Abstract 18921: Utility of a TTC Score to facilitate differentiation of Tako-Tsubo Cardiomyopathy from Ischemic ACS
Introduction: The diagnosis of tako-tsubo cardiomyopathy (TTC) is often made by default after emergent cardiac catheterization and potentially the inappropriate administration of thrombolytics or catecholamines. In view of the distinct pathogenesis of TTC, it is important that TTC be distinguished from ischemic ACS, clinically, if possible. We now report the utility of an arbitrarily derived “TTC score” based on clinical features of TTC versus ACS.

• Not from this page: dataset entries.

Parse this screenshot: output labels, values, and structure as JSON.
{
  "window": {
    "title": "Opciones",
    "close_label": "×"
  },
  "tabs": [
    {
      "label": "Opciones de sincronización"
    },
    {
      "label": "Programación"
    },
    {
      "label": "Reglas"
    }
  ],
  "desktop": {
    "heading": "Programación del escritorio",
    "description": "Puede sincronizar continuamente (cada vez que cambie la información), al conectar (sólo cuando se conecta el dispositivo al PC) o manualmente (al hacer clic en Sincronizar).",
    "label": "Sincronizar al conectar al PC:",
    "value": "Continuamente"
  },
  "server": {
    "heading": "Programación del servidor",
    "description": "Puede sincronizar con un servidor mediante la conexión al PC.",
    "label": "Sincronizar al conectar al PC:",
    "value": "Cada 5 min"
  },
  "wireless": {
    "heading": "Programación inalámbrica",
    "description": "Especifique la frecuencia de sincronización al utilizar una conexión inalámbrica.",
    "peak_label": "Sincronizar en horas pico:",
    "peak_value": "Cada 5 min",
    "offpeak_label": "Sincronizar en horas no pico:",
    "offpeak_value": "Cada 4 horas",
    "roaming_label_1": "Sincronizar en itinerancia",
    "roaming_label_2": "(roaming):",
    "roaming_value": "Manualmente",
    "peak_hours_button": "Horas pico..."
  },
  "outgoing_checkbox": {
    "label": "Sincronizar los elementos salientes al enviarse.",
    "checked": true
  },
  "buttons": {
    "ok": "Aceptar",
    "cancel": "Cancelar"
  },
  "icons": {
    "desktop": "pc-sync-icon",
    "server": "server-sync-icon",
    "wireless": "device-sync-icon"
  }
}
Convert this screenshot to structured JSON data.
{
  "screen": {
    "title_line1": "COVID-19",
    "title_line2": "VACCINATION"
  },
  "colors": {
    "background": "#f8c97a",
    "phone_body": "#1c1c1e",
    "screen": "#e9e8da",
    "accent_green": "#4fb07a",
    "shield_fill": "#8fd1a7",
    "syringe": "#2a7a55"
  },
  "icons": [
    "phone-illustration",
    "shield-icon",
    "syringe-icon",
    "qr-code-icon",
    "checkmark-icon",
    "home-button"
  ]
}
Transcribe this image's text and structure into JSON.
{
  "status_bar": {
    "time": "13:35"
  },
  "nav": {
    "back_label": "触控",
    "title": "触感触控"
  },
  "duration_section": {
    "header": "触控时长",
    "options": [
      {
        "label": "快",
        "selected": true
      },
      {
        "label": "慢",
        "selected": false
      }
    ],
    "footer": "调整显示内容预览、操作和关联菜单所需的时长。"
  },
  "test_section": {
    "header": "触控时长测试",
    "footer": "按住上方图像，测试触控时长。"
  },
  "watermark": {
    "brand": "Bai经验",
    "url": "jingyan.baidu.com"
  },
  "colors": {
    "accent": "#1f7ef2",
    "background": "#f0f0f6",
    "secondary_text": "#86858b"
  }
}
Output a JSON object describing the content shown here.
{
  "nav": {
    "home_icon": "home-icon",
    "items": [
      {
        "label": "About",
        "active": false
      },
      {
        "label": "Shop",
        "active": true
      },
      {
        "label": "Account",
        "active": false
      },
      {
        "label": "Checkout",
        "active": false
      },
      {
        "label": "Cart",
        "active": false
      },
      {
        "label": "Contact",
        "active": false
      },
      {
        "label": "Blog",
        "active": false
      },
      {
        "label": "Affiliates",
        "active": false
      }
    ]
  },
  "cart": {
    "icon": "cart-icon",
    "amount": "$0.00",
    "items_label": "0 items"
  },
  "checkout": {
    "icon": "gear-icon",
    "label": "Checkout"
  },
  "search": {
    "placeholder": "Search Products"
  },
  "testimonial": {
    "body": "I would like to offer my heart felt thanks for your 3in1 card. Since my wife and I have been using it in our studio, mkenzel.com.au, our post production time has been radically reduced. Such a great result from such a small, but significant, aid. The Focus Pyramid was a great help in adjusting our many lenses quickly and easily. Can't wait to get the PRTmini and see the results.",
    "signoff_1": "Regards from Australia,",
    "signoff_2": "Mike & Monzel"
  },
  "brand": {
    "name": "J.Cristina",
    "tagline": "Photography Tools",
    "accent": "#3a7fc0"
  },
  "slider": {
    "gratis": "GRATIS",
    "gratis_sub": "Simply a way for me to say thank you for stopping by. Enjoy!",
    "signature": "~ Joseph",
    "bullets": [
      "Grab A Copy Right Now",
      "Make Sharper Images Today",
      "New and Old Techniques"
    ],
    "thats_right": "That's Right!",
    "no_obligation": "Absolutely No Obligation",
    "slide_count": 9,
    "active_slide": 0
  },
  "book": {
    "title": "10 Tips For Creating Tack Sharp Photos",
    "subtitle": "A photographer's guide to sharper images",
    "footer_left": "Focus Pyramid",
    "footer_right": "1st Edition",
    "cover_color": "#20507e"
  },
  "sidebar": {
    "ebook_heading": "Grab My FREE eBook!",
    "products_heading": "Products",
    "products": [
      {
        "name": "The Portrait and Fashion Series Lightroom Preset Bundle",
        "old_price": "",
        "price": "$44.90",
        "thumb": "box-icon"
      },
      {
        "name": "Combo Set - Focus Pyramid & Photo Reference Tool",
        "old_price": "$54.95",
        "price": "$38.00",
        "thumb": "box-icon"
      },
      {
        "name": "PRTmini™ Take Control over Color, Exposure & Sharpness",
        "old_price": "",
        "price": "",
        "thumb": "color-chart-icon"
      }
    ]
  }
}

Methods: Consecutive TTC (n=99) and female ACS (N=56) patients of similar ages were compared. The TTC score allocated 1 point for troponin T elevation, 1 or 2 points for NT-proBNP to ≥3000 or ≥6000pg/ml respectively, and 1 or 2 points for regional and multiregional ECG changes respectively, with analyses based on data at 24 hours post presentation. Additional analyses were performed to evaluate the potential additional impact of histories of antecedent severe stress, and that of the presence/absence of hemodynamic compromise (Killip Class ≥2).
Results: Scores were substantially different (see Figure; TTC group median 4, vs. 2 in the ACS group; p<0.0001). Receiver operator curve analysis demonstrated an area under the curve (AUC) of 0.74 (P<0.0001), with 62% sensitivity and 75% specificity for a score ≥4. This differentiation was based primarily on NT-proBNP levels (median 5990 vs 1600 pg/ml). The rate of antecedent stressor exposure for TTC patients was 82%: modeling of imputed stressor exposure rates of 25 and 50% for ACS patients improved specificity to 79 and 75% respectively. The TTC score separated diagnostic groups in Killip 1 (AUC 0.80, P<0.0001), but not in Killip ≥2 (AUC 0.66, P=NS).
Conclusion: This TTC score facilitates differentiation of TTC from ischemic ACS, in the absence of pulmonary congestion/shock. Early diagnosis of TTC is an essential precursor to the development of disease-specific therapeutic regimens.
- © 2012 by American Heart Association, Inc.